La prise de décision agile. Anticiper les risques grâce aux signaux précurseurs

La prise de d̩cision agileJ. MAGNE РJ. PIGNAULT РL. DUBAU, Dunod 2017
Editions Dunod, janvier 2017, 240 pages – EAN 13 : 978-2100758111

Une abondante littérature a déjà été publiée sur les notions de signaux précurseurs, sous des appellations variées de signaux avant-coureurs, signaux faibles…

L’originalité de cet ouvrage est d’avoir su relier les caractéristiques du cycle du « guetteur vigilant » (observation – extraction – identification – décision – suivi des impacts attendus) aux trois piliers de la bonne décision (pertinence – concertation – anticipation).

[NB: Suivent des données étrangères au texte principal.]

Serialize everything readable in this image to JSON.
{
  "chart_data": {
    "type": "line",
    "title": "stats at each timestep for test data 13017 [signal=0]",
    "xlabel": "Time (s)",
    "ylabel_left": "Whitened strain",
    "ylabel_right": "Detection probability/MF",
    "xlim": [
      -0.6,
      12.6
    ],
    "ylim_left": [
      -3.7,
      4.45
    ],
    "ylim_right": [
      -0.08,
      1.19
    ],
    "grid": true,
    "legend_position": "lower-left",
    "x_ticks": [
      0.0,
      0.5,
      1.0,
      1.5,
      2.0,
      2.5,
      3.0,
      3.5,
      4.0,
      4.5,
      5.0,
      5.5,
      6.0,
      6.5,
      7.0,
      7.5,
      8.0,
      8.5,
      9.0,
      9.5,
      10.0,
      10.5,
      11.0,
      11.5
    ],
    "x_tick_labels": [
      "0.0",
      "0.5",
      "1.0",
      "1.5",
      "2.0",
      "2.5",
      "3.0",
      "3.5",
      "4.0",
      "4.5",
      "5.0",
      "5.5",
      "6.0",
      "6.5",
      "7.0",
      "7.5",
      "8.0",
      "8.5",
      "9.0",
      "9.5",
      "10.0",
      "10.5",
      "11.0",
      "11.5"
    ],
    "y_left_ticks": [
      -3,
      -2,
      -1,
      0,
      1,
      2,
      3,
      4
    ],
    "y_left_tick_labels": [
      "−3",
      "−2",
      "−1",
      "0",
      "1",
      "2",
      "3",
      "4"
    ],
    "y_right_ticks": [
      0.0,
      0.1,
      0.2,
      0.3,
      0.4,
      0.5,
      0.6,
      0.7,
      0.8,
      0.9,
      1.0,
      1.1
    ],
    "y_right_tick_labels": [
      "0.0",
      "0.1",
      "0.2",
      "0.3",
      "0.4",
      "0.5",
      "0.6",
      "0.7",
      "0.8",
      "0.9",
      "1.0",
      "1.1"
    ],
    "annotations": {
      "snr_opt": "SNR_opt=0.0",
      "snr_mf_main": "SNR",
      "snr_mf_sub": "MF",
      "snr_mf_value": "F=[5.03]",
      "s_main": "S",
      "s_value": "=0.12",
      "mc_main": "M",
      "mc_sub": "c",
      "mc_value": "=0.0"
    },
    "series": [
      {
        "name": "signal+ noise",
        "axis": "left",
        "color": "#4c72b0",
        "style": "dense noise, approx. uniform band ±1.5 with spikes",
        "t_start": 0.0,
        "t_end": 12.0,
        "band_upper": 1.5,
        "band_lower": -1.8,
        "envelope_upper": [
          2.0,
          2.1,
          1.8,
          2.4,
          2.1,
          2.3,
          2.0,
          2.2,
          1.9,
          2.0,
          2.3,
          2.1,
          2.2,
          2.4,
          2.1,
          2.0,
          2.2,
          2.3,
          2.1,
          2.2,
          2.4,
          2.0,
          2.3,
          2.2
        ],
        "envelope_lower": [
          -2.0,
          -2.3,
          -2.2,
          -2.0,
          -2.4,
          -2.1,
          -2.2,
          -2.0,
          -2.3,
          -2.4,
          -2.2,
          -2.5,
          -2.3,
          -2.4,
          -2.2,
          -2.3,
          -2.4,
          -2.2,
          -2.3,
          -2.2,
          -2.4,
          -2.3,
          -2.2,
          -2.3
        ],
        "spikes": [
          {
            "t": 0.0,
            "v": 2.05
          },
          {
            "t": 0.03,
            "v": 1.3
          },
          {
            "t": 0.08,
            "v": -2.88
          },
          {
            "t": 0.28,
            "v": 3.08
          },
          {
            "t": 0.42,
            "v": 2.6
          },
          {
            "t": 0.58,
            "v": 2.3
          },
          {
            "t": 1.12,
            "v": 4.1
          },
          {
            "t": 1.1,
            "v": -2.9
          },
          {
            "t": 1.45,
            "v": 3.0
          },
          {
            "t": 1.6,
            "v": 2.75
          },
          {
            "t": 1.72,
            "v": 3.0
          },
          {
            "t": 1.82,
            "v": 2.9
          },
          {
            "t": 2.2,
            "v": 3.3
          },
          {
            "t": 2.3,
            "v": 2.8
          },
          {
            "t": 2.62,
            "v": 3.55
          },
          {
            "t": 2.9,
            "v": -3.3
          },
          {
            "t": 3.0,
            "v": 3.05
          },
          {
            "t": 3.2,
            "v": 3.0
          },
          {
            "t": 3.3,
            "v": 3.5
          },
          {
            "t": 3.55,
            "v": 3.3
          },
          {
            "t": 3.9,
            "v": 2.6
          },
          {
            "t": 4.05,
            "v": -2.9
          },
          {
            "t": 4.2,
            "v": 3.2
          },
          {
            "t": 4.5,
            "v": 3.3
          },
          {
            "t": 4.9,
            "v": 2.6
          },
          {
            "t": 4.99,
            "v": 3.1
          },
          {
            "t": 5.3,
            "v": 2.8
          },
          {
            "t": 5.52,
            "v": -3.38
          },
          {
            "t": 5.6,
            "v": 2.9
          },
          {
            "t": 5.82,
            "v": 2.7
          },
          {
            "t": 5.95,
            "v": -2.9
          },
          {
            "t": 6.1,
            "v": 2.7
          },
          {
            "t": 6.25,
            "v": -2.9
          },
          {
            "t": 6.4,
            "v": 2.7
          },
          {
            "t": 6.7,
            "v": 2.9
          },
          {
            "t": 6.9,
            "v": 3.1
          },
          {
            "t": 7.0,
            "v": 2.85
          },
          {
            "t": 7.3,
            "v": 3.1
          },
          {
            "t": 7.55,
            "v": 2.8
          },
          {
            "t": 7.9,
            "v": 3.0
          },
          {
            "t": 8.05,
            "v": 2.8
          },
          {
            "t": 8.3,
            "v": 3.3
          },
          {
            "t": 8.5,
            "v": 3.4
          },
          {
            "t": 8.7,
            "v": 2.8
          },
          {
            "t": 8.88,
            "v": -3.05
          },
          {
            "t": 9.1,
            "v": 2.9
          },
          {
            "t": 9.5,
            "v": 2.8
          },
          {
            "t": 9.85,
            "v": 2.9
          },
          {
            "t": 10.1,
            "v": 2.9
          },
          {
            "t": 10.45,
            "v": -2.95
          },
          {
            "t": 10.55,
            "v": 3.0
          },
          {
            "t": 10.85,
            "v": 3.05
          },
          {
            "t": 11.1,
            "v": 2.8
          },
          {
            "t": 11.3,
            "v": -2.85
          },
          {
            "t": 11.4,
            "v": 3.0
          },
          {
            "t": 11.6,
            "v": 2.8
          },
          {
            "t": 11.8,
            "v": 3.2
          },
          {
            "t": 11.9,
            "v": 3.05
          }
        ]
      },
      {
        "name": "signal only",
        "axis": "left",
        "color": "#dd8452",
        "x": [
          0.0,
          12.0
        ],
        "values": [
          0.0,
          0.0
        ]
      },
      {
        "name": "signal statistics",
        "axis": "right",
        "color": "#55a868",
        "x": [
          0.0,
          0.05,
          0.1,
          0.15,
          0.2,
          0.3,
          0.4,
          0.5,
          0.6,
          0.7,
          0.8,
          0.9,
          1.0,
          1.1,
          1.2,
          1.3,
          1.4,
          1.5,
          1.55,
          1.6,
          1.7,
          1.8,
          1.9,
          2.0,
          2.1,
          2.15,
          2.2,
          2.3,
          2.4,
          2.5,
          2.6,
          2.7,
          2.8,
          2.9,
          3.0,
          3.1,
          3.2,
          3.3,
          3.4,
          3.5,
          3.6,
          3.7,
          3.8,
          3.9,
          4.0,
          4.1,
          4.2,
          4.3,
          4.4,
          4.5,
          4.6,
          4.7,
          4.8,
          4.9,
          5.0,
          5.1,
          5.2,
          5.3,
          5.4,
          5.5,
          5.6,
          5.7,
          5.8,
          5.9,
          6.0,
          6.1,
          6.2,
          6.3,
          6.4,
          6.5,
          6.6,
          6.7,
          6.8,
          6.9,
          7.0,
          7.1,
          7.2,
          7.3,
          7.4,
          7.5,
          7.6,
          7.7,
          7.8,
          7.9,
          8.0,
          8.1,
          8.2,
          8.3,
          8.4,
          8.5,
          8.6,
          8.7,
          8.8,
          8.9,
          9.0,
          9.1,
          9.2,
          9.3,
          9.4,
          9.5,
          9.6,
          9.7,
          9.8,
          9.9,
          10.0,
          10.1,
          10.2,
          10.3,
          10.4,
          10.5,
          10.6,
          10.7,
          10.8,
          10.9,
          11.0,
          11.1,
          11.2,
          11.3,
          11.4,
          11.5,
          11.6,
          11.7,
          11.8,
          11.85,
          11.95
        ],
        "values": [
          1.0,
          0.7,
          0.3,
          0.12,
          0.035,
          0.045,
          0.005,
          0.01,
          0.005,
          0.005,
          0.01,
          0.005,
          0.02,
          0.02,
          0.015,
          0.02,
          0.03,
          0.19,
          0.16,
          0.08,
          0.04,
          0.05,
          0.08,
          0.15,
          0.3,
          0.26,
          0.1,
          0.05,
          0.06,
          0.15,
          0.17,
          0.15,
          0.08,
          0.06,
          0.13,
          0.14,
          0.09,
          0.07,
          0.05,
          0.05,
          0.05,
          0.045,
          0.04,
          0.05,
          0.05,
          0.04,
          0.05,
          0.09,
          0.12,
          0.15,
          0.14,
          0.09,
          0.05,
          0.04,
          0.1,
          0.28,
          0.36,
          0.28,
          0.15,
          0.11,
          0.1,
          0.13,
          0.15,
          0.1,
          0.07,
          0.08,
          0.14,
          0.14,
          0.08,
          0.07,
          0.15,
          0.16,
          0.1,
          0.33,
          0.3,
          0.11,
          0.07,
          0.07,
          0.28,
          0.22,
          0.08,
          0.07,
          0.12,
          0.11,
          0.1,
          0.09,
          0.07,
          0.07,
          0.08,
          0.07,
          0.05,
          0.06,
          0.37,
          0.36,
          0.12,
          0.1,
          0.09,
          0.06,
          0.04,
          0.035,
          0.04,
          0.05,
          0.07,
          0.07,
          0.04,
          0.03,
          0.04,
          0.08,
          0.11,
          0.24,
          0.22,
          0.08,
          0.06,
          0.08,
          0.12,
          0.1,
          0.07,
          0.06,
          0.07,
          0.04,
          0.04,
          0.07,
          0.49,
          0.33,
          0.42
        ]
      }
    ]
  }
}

De ce fait, les auteurs ne placent pas le « guetteur vigilant » au seul niveau de l’opérateur, mais l’inclut dans toute la chaîne décisionnelle. Car pour eux, « dans toute activité humaine se mêlent action, réflexion et coordination », dégageant ainsi une « trilogie d’acteurs » (opérateur – superviseur – dirigeant). De manière à correspondre aux trois piliers de la bonne décision, les auteurs débouchent alors sur une notion de « signal – guetteur » permettant de définir le type d’acteur qui serait le mieux placé pour capter et interpréter un signal précurseur.

Trois exemples sont développés pour tester cette hypothèse : l’accident du vol Rio-Paris du 1er juin 2009 ; l’accident de la plateforme de forage Deepwater Horizon du 20 avril 2010 ; Jérome Kerviel et la Société Générale (janvier 2008). Au travers de ces exemples – ainsi que d’autres moins développés – les freins empêchant d’utiliser au mieux les signaux précurseurs deviennent parfaitement lisibles. Ils présentent alors une source d’informations particulièrement riche, facilitant ainsi l’émergence de leviers permettant au contraire de tirer profit des signaux précurseurs.

Ces leviers sur lesquels il serait judicieux d’agir sont de trois ordres :

  • comportemental, à tous les niveaux de la trilogie d’acteurs de façon à s’approprier le sens des actions du guetteur vigilant, à accepter la responsabilité de mener à bien les tâches et d’être en appui ou de pouvoir s’appuyer sur les différents acteurs
  • culturel, permettant de créer un climat de confiance facilitant la concertation
  • organisationnel, afin de définir les rôles de chacun, de répartir les tâches et les modes de communication, de diffuser les retours d’expérience enrichissant ainsi le partage des connaissances.

Toutefois, les auteurs semblent avoir sous-estimé le fait qu’il existe également, au delà de la chaîne hiérarchique directe, des relations d’interface entre différentes équipes, voire la présence de sous-traitants. Toutes ces relations indirectes peuvent créer des ruptures dans les modes de communication. Les auteurs incitent les entreprises à travailler, au cas par cas, sur chacun de ces leviers afin de créer une nouvelle dynamique managériale capable de sensibiliser – aussi bien les niveaux hiérarchiques que les différentes entités de travail – aux avantages d’une nouvelle mission, celle d’un couple signal – guetteur vigilant. Ainsi ces entreprises devraient améliorer leurs capacités à mieux répondre aux exigences de sécurité et de sûreté.